Rencontre Martin Kern Le stakhanoviste des Écrins
De Marseille à Auckland, il a choisi les Écrins. L’Océanie en bagage, en 2018, Martin Kern nous est revenu et on a vite compris. D’un Buffalo Stampede à une 6000D, ou un Swiss Canyon 110, l’ingénieur mountain-addict s’est vite révélé vainqueur régulier. Pied au plancher, UTMB 12e, Diag’ 5e. Mais pour cet homme du long, la suite est naturelle : 5 juillet 2020, un trio et un nouveau record Chamonix-Briançon. Martin Kern ou le stakhanovisme heureux, c’est l’histoire d’un montagnard qui poétise l’endurance. Rêves et amitiés, s’il-te-plait Martin : racontenous comment terminer 2020 - et après. Quand l’outdoor est mode de vie, ou une affaire de simplicité.
les records, le très long, le ‘perso’ ou l’aventure en groupe ? Rester en France ? Réponses estivales, on parlait encore de déconfinement actif…
Quel apprentissage et quels apports représente ton voyage en Océanie, entre 2016 et 2018, notamment dans ton parcours sportif?
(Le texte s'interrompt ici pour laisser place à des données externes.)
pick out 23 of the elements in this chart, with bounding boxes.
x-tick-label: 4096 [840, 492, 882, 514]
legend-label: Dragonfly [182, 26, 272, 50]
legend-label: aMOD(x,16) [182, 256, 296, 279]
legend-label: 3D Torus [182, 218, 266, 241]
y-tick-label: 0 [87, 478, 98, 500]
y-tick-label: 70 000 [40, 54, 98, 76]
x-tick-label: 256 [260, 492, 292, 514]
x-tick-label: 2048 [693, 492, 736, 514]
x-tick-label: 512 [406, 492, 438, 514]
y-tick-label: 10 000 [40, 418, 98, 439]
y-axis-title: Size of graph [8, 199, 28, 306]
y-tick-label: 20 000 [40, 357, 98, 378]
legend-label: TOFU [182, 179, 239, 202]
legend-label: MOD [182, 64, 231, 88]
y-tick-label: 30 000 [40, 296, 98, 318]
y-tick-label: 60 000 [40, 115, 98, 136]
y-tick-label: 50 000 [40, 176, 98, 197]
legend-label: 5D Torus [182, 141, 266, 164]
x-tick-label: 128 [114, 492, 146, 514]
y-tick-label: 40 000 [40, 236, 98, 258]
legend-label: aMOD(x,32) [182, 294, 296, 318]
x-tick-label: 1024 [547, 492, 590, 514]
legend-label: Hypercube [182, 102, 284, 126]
MK : En effet, c’est une période clef – je réalise que l’on m’en parle souvent. Aurais-je donné envie, ou est-ce une destination si évocatrice ? Beaucoup de gens m’évoquent la Nouvelle Zélande comme un rêve, un paradis de nature authentique. Et il faut dire que c’est vrai. Pour moi, tout commence par une volonté ancré assez tôt; celle d’aller vivre une expérience à l’autre bout du monde, et précisément en Nouvelle Zélande : là où les espaces et la nature semblent encore prédominer, rester sauvages. Et en effet, cette tranche de vie représente à mes yeux la découverte de l’ultra endurance. Mes premières courses, mais aussi des projets off en autonomie. Les compétitions sont rares, les points d’accès sur les parcours sont souvent difficiles, donc courir de la sorte implique une gestion et une indépendance différentes de ce que l’on peut retrouver en Europe ; où l’on a des ravitos bien garnis tous les 10 km… Certes, c’est bien. Mais cette pratique « australe », c’est un peu le trail à la dure, on se débrouille avec les moyens du bord… et ça j’adore!
Ingénieur de métier mais boulimique d’entrainement, comment réussis-tu à associer ton travail avec autant de volume ?
MK : Je suis ingénieur logistique, et en gros, je travaille actuellement sur un projet de transition globale. Clairement, oui, ce genre de projet demande du temps ! Je passe sur les détails, mais le tout est de coordonner les opérations et les équipes afin d’arriver aux objectifs fixés. Pour simplifier, gros enjeux, processus passionnant, métier dont j’ai la chance qu’il me plaise. Conclusion : je confirme, pas simple d’associer le travail avec ma passion. Mais en creusant, en s’organisant et en gambergeant un peu (pas mal), ça se fait tout de même, avec des moments précis et des temps bien choisis et définis ; repos inclus.
En 2011, le trail s’apprêtait à exploser en termes de niveau et de médiatisation. On allait vivre cet UTMB magique, et le partage Jornet/Chaigneau/ Karera/Heras. Les projets off étaient encore peu nombreux. Comment vois-tu le « record » de 2011 : précurseur, colossal pour l’époque ?
MK : Indubitablement, cette traversée de François D’haene, Michel Lanne et Thomas Vericel, initiée par Jean-Michel Faure Vincent, a vraiment marqué les esprits. Et bien à cette époque je devais peser… 90 kg. J’étais plutôt adepte des terrains de rugby et de la salle de muscu, avant d’attaquer la 3e mi-temps ! Mais en 2013, je découvre le trail par hasard. Je tombe sur un article qui parle de ce fameux Chamonix-Briançon. Ça me parle directement, bien entendu sans vraiment en mesurer l’ampleur. Mais c’est une idée qui depuis, est restée en moi. Et puis il y a mon histoire avec les Écrins, la dernière partie de ce GR5 au-dessus de Briançon (la plus technique d’ailleurs, en guise de finish – demande à Baptiste qui s’est dépassé !), mes vacances de jeunesse passées dans le coin. Un ancrage dans la zone, et en même temps tout l’inconnu que représentait alors pour moi le versant Beaufortain, le tronçon en Vanoise, etc… En deux mots, je me dis : « y’a pas à dire, cette route de 202K, et réalisée de la sorte, ça a du panache ».